Le petit Poucet des temps modernes était sorti depuis longtemps de la forêt de l’obscurantisme et des superstitions où il s’était jadis perdu. Il avait emprunté le chemin de l’expérimentation scientifique et il avait découvert la lumière des grands espaces, de la curiosité et de la raison. L’univers qui l’entourait ne lui faisait plus peur. Il avait trouvé les lois qui régissent les phénomènes naturels et aussi celles qui conditionnent les interactions sociales. Le monde lui était devenu plus familier et l’avenir plus prévisible. A tel point, qu’il se disait qu’il n’aurait peut-être plus tellement besoin d’un Dieu pour s’orienter dans la vie.


Mais c’était plus fort que lui, il avait beau se dire que l’esprit humain pouvait tout résoudre et que les mystères n’étaient que des phénomènes en attente d’élucidation, il ne se sentait ni satisfait ni apaisé. Il y avait en lui cette soif de vivre et de vivre pleinement qui n’était jamais vraiment comblée.


Et les multiples distractions qu’il trouvait en chemin n’y faisaient rien. Au gré de ses errances, il finit par arriver chez un ogre qui était avide de pouvoir et qui prétendait détenir la vérité. Dans son royaume, la lumière était interdite. Mais on distribuait un livre unique qui retraçait l’histoire officielle de l’humanité et qu’il fallait apprendre par coeur sans poser de questions. Cette histoire faisait peur. Elle racontait que tous ceux qui n’étaient pas d’accord avec la politique du lieu étaient de dangereux ennemis. Petit Poucet remarqua que ce récit était truffé de sottises, d’approximations et d’inventions. On lui répondit que ce qu’il appelait des erreurs étaient des faits alternatifs. Parce qu’au pays de l’ogre, même les faits n’avaient pas le droit d’être têtus.

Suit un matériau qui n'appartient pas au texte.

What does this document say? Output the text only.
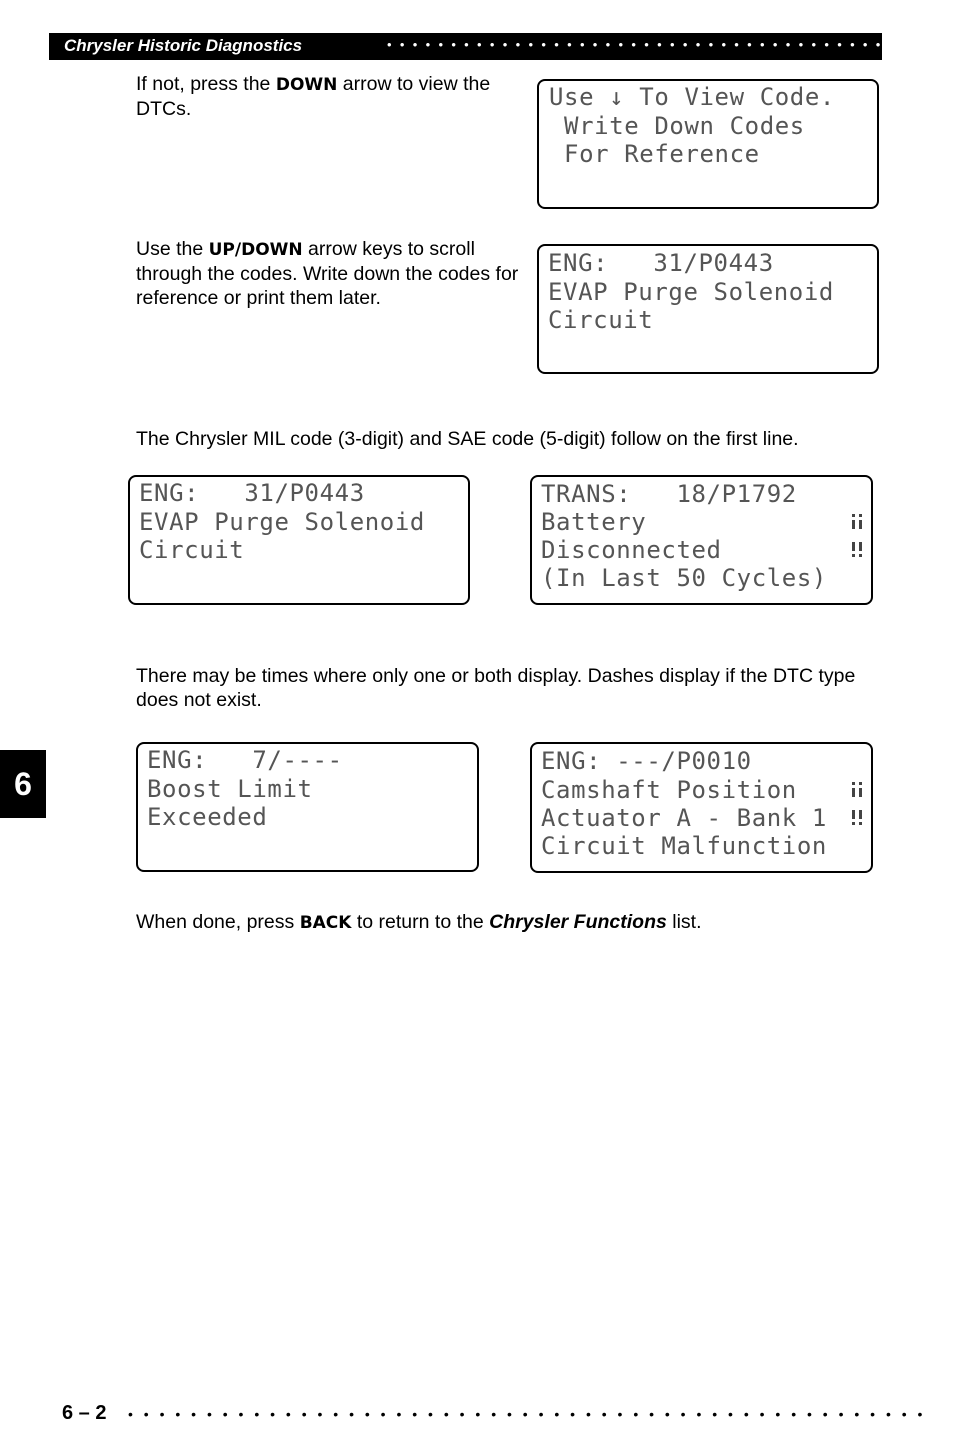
Chrysler Historic Diagnostics	• • • • • • • • • • • • • • • • • • • • • • • • • • • • • • • • • • • • • • • • • • • • • •

If not, press the DOWN arrow to view the DTCs.	Use ↓ To View Code.
Write Down Codes
For Reference

Use the UP/DOWN arrow keys to scroll through the codes. Write down the codes for reference or print them later.

ENG:   31/P0443
EVAP Purge Solenoid
Circuit

The Chrysler MIL code (3-digit) and SAE code (5-digit) follow on the first line.

ENG:   31/P0443
EVAP Purge Solenoid
Circuit
TRANS:   18/P1792
Battery
Disconnected
(In Last 50 Cycles)

There may be times where only one or both display. Dashes display if the DTC type does not exist.

6
ENG:   7/----
Boost Limit
Exceeded
ENG: ---/P0010
Camshaft Position
Actuator A - Bank 1
Circuit Malfunction

When done, press BACK to return to the Chrysler Functions list.

6 – 2 • • • • • • • • • • • • • • • • • • • • • • • • • • • • • • • • • • • • • • • • • • • • • • • • • • •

Il entendit alors sonner des cloches dans la région voisine. On était dimanche, il était l’heure du culte et il se dit que ça faisait fort longtemps qu’il n’était plus allé à l’Église. Il quitta le domaine de l’ogre pour rejoindre l’assemblée des paroissiens.


Là, il entendit l’histoire du peuple qui avait erré dans le désert et qui s’était révolté contre Dieu.


Il y était question d’un serpent d’airain qui avait le pouvoir de sauver, comme si le symbole du rejet de Dieu pouvait être détourné en instrument de la bienveillance divine. Comme si ce qui donnait la mort pouvait donner la vie. Tout ceci lui parut bien étrange.
Puis il écouta un passage très dense de l’évangile de Jean. Ce langage lui sembla d’abord bien complexe. Mais il comprit que l’élévation de Jésus désignait sa crucifixion.
Et il se demanda pourquoi il avait fallu qu’il meure ainsi. Puis il plongea dans son propre passé. Il se souvint à quel point la mort de ses proches avait été traumatisante et douloureuse. Il ressentit à nouveau le sentiment de solitude et d’incompréhension qu’il avait éprouvé à l’époque. Il sentit son coeur se révolter contre cette mort qui fait irruption dans la vie et qui sépare les êtres. Il se demandait pourquoi Dieu ne luttait pas contre ce fléau, puisqu’il voulait sauver le monde. Puis il entendit cette phrase : « Dieu a tant aimé le monde qu’il a donné son Fils unique pour que quiconque croit en lui ne périsse pas, mais qu’il ait la vie éternelle ». Un rayon de lumière traversa un vitrail qui représentait Moïse et le serpent d’airain et vint éclairer la croix qui se dressait au fond de l’Église.
Il y eut une sorte de déclic en lui. Comme si les pièces du puzzle de sa vie se mettaient en place dans son esprit.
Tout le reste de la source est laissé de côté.